The findings, published recently in the journal Frontiers in Human Neuroscience, will come as a surprise; although researchers were aware of the fact that the brain changes as we age, they did not think that it changed much during early to mid-adulthood.

This could be because brain studies have tended to focus on the significant changes that occur during the early and late stages of life.

“The changes in brain structure and function from early to mid-adulthood are largely unknown,” says study author Lixia Tian, from Beijing Jiaotong University in China.

The authors believe that their findings will help researchers to better interpret results of brain studies that cover a large age-range of adults. “Otherwise, they could produce spurious results, possibly reflecting age effects, rather than the effect under investigation,” notes Tian.

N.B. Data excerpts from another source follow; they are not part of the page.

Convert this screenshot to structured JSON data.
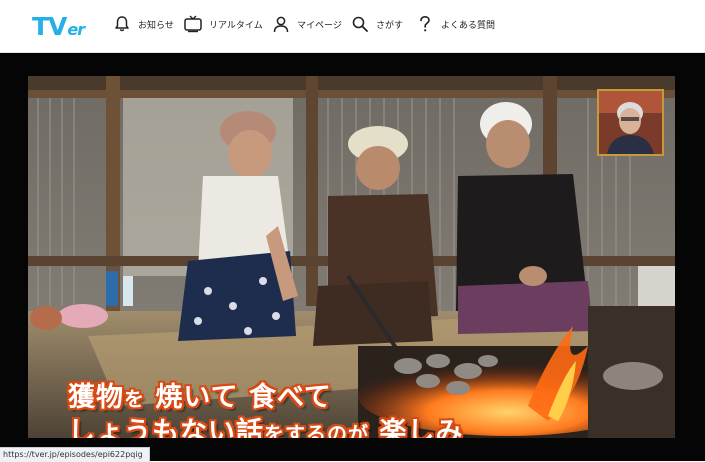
{
  "app": {
    "logo_main": "TV",
    "logo_sub": "er"
  },
  "nav": [
    {
      "label": "お知らせ",
      "icon": "bell-icon"
    },
    {
      "label": "リアルタイム",
      "icon": "tv-icon"
    },
    {
      "label": "マイページ",
      "icon": "user-icon"
    },
    {
      "label": "さがす",
      "icon": "search-icon"
    },
    {
      "label": "よくある質問",
      "icon": "question-icon"
    }
  ],
  "video": {
    "caption_line1_a": "獲物",
    "caption_line1_b": "を",
    "caption_line1_c": "焼いて 食べて",
    "caption_line2_a": "しょうもない話",
    "caption_line2_b": "を",
    "caption_line2_c": "するのが",
    "caption_line2_d": "楽しみ"
  },
  "status": {
    "url": "https://tver.jp/episodes/epi622pqig"
  },
  "colors": {
    "brand": "#23b1e6",
    "caption_outline": "#d84a14",
    "player_bg": "#050505"
  }
}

For their study, Tian and colleague Lin Ma analyzed data from brain scans of 111 healthy adult volunteers aged 18 to 55 years who had undergone a type of MRI called diffusion tensor imaging (DTI).

DTI is a cutting-edge technology that allows scientists to investigate the brain’s microstructure by measuring tiny movements of water through its tissues.

The method is becoming more and more popular as it provides “unique insights into brain network connectivity.”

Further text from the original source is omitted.